Monday, August 31, 2009

Use of Low-Dose Aspirin in Primary Prevention of Cardiovascular Events Not Recommended

The use of low-dose aspirin in the primary prevention of cardiovascular events in healthy individuals with asymptomatic atherosclerosis is currently not warranted, according to the lead researcher of a large "real-world" study presented at the European Society of Cardiology (ESC) 2009 Congress.

In the randomized trial of 3350 subjects deemed at high risk for cardiovascular and cerebrovascular events because of a low ankle-brachial index (ABI) (<0.95), aspirin had absolutely no effect on reducing events compared with placebo, Dr Gerry Fowkes (University of Edinburgh, Scotland) reported on behalf of the Aspirin for Asymptomatic Atherosclerosis (AAA) trialists. However, aspirin did increase the risk of major hemorrhage. The bleeding effect "is a real obstacle," Fowkes told heartwire . "I don't think the evidence is convincing enough as yet that aspirin should be used routinely in the general population."

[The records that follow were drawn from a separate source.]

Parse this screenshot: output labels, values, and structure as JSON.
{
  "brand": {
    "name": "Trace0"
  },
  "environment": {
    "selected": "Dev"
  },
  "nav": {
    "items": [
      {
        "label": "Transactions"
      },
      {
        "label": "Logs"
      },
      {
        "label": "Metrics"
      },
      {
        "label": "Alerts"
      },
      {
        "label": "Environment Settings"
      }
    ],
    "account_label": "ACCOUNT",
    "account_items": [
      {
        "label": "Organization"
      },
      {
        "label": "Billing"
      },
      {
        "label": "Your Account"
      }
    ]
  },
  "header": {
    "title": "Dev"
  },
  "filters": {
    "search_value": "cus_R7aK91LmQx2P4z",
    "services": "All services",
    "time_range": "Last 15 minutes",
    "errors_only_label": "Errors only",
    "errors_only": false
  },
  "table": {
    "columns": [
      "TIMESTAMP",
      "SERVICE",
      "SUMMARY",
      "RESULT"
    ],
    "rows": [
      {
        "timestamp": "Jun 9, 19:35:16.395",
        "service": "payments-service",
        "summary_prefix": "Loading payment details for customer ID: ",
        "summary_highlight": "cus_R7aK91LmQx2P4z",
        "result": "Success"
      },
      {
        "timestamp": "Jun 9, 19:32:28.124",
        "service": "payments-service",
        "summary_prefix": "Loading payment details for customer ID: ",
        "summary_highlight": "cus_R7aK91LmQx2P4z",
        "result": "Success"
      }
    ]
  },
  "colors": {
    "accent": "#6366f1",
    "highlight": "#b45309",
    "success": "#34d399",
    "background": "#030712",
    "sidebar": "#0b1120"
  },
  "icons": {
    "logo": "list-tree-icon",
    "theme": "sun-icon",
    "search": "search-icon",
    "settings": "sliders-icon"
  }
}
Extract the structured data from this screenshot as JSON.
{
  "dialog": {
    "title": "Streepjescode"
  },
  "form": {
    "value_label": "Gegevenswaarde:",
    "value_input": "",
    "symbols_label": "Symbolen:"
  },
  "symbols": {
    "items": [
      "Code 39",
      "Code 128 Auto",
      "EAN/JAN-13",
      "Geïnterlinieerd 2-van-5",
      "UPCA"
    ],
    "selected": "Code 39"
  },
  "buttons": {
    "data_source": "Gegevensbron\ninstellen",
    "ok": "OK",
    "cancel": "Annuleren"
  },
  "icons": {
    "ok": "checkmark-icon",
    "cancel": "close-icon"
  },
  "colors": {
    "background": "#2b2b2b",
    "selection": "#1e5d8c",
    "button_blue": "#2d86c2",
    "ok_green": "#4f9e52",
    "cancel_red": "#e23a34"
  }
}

At the same conference, German researchers stated that routine use of low-dose aspirin in primary prevention of cardiovascular events with type 2 diabetes should be revised and may be harmful. Their comments came from results from two trials (Japanese Primary Prevention of Atherosclerosis with Aspirin for Diabetes and Prevention of Progression of Arterial Disease and Diabetes). Both failed to find any efficacy from aspirin use.

Steve - the evidence continues to mount against the use aspirin for CVD prevention in healthy and diabetic individuals.